Sen. Joni Ernst (R-Iowa), an immigration hard-liner, will deliver the traditional GOP rebuttal Tuesday night. Rep. Carlos Curbelo (R-Fla.) will deliver the Spanish version of the Republicans’ response, but it remains unclear whether the congressman will read a translated version of Ernst’s remarks or give a more original speech.

House Republicans initially said in a Jan. 15 press release that Curbelo would read a translation of Ernst’s speech. But by Tuesday, after Mother Jones reported on the irony of broadcasting Ernst’s translated speech in Spanish given her positions, the press release had been edited. According to the Latin Post, which took a screenshot of the old version, the release no longer says that Curbelo’s remarks will be a translation of Ernst’s.

Read the full story here.

Rep. Steve King (R-Iowa), one of the president’s biggest critics on immigration, took to Twitter on Tuesday to disparage one of the White House’s State of the Union guests, a 21-year-old undocumented student named Ana Zamora.

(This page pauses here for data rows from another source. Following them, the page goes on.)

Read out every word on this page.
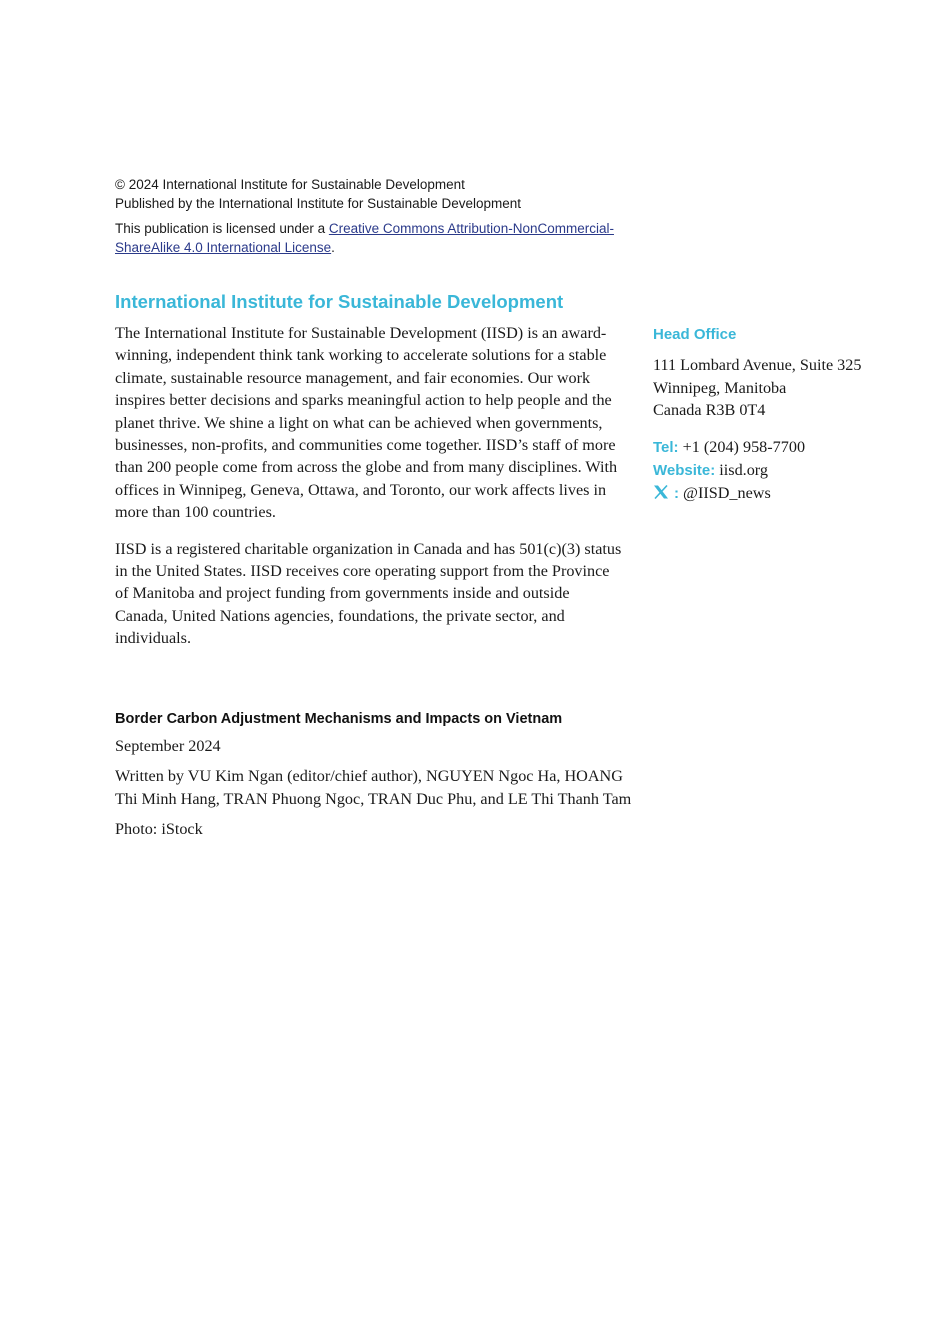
© 2024 International Institute for Sustainable Development

Published by the International Institute for Sustainable Development

This publication is licensed under a Creative Commons Attribution-NonCommercial-ShareAlike 4.0 International License.

International Institute for Sustainable Development

The International Institute for Sustainable Development (IISD) is an award-winning, independent think tank working to accelerate solutions for a stable climate, sustainable resource management, and fair economies. Our work inspires better decisions and sparks meaningful action to help people and the planet thrive. We shine a light on what can be achieved when governments, businesses, non-profits, and communities come together. IISD’s staff of more than 200 people come from across the globe and from many disciplines. With offices in Winnipeg, Geneva, Ottawa, and Toronto, our work affects lives in more than 100 countries.

IISD is a registered charitable organization in Canada and has 501(c)(3) status in the United States. IISD receives core operating support from the Province of Manitoba and project funding from governments inside and outside Canada, United Nations agencies, foundations, the private sector, and individuals.

Head Office
111 Lombard Avenue, Suite 325
Winnipeg, Manitoba
Canada R3B 0T4
Tel: +1 (204) 958-7700
Website: iisd.org
: @IISD_news
Border Carbon Adjustment Mechanisms and Impacts on Vietnam

September 2024

Written by VU Kim Ngan (editor/chief author), NGUYEN Ngoc Ha, HOANG Thi Minh Hang, TRAN Phuong Ngoc, TRAN Duc Phu, and LE Thi Thanh Tam

Photo: iStock
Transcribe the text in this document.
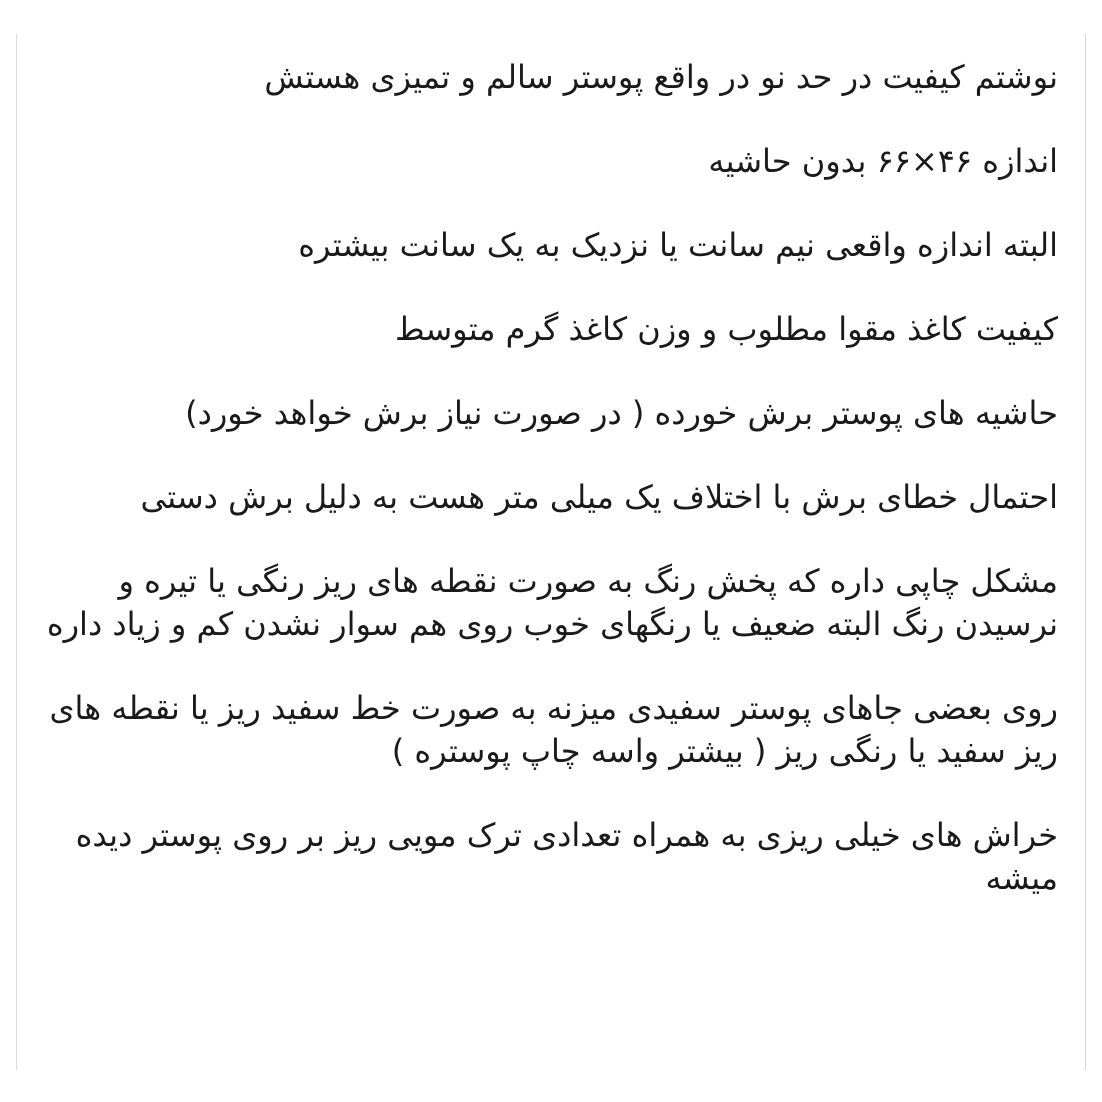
نوشتم کیفیت در حد نو در واقع پوستر سالم و تمیزی هستش

اندازه ۴۶×۶۶ بدون حاشیه

البته اندازه واقعی نیم سانت یا نزدیک به یک سانت بیشتره

کیفیت کاغذ مقوا مطلوب و وزن کاغذ گرم متوسط

حاشیه های پوستر برش خورده ( در صورت نیاز برش خواهد خورد)

احتمال خطای برش با اختلاف یک میلی متر هست به دلیل برش دستی

مشکل چاپی داره که پخش رنگ به صورت نقطه های ریز رنگی یا تیره و نرسیدن رنگ البته ضعیف یا رنگهای خوب روی هم سوار نشدن کم و زیاد داره

روی بعضی جاهای پوستر سفیدی میزنه به صورت خط سفید ریز یا نقطه های ریز سفید یا رنگی ریز ( بیشتر واسه چاپ پوستره )

خراش های خیلی ریزی به همراه تعدادی ترک مویی ریز بر روی پوستر دیده میشه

Zamora will be attending the State of the Union as a guest of first lady Michelle Obama. King’s tweet called Zamora a “deportable,” referring to her status as an undocumented immigrant. Zamora has work authorization and is able to stay in the U.S. as part of the Deferred Action for Childhood Arrivals policy, or DACA. King has been among those leading the charge to kill that policy.

#Obama perverts "prosecutorial discretion" by inviting a deportable to sit in place of honor at #SOTU w/1st Lady. I should sit with Alito.

— Steve King (@SteveKingIA) January 20, 2015

— Elise Foley

Pres. Obama said in 2007 announcement of candidacy, “It’s time to turn the page.” Tonight’s SOTU advance text: “Tonight we turn the page."

— Michael Beschloss (@BeschlossDC) January 20, 2015

Transportation Secretary Anthony Foxx is the designated survivor for Tuesday night’s address. Each year, someone is appointed to watch the address from a distant and undisclosed location while the nation’s top leaders gather at the Capitol for the State of the Union.